In conclusion, we demonstrated that the identical Beam pipeline can course of each bounded batch knowledge and unbounded, stream-like knowledge whereas preserving equivalent windowing and aggregation semantics. We noticed how watermarks, triggers, and accumulation modes affect when outcomes are emitted and the way late knowledge updates beforehand computed home windows. Additionally, we centered on the conceptual foundations of Beam’s unified mannequin, offering a strong base for later scaling the identical design to actual streaming runners and manufacturing environments.
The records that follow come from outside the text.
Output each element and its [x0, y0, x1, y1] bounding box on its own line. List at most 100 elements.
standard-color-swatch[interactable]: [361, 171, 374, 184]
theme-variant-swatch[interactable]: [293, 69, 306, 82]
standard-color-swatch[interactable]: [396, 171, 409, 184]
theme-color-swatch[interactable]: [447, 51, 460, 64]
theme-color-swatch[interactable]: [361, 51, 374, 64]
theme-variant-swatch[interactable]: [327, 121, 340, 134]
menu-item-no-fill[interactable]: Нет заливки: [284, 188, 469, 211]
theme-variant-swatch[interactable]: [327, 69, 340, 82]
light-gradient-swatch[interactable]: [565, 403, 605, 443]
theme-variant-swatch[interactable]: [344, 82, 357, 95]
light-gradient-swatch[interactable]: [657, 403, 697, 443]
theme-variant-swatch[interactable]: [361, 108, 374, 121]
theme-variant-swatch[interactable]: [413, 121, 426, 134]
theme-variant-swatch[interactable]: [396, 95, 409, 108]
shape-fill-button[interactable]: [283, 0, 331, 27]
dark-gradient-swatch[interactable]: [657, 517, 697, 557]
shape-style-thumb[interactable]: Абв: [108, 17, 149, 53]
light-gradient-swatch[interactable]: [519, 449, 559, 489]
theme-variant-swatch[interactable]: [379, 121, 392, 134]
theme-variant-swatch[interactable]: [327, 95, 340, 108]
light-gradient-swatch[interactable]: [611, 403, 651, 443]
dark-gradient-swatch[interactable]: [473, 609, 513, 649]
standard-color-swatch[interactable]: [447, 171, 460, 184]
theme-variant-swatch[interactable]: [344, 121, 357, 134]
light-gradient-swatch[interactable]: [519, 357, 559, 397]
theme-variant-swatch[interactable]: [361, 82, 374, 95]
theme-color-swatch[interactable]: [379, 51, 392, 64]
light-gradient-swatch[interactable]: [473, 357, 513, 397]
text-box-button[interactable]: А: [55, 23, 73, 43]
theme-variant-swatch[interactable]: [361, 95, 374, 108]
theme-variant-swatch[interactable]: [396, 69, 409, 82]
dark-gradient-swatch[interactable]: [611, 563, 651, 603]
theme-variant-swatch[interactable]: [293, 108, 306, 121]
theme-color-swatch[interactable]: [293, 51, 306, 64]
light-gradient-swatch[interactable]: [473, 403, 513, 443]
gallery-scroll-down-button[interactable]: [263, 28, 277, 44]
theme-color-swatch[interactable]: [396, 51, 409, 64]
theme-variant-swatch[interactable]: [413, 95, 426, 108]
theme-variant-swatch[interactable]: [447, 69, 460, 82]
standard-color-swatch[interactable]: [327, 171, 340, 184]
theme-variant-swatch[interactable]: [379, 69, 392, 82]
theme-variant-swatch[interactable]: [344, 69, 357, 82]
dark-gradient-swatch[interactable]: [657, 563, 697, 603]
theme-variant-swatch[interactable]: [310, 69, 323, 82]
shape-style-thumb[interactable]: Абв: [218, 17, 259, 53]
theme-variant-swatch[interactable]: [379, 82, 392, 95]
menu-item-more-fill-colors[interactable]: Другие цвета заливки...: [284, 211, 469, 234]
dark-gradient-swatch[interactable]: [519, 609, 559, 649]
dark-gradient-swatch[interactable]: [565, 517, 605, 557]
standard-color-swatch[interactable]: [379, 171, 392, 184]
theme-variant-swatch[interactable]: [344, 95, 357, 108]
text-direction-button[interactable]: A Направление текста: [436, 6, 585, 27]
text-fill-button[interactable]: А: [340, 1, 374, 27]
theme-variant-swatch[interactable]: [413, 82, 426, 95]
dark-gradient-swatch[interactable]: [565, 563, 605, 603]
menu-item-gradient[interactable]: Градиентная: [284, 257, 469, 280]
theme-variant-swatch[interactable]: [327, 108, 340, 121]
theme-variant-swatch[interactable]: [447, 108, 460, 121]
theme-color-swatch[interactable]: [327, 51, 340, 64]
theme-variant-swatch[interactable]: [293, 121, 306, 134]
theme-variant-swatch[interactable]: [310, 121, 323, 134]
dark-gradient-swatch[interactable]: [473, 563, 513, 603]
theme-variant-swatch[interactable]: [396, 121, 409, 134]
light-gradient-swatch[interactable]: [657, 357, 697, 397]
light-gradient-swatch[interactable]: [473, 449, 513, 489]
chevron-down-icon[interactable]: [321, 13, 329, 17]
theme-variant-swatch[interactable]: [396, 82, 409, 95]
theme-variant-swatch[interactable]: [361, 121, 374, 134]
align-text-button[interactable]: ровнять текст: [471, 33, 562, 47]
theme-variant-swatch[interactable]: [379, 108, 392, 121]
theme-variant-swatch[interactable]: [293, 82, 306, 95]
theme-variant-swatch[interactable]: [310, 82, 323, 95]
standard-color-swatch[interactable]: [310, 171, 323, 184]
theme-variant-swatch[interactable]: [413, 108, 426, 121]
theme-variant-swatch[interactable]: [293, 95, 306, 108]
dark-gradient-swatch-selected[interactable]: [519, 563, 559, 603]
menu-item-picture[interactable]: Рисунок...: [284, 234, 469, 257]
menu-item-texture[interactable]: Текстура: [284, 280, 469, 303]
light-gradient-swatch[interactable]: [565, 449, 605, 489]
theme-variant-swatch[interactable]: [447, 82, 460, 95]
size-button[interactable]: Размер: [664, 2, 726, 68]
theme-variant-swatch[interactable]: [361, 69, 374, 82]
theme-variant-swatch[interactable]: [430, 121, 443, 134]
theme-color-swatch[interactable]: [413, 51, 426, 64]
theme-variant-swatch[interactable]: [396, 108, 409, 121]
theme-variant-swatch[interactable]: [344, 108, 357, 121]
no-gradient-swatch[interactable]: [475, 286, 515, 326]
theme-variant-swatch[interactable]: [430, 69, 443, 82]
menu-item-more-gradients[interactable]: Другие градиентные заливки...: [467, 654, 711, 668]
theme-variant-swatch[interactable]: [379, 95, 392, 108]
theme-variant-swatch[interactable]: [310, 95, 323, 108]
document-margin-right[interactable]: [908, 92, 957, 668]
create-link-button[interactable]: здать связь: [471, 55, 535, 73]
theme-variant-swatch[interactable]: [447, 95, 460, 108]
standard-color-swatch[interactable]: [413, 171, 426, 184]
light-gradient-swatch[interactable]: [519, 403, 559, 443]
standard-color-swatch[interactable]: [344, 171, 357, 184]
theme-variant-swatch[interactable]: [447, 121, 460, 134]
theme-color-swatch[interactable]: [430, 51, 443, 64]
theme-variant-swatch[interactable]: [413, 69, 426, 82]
Try the FULL CODES here. Additionally, be happy to observe us on Twitter and don’t neglect to affix our 100k+ ML SubReddit and Subscribe to our Newsletter. Wait! are you on telegram? now you can join us on telegram as well.
Try our newest launch of ai2025.dev, a 2025-focused analytics platform that turns mannequin launches, benchmarks, and ecosystem exercise right into a structured dataset you possibly can filter, evaluate, and export
Michal Sutter is an information science skilled with a Grasp of Science in Information Science from the College of Padova. With a strong basis in statistical evaluation, machine studying, and knowledge engineering, Michal excels at remodeling advanced datasets into actionable insights.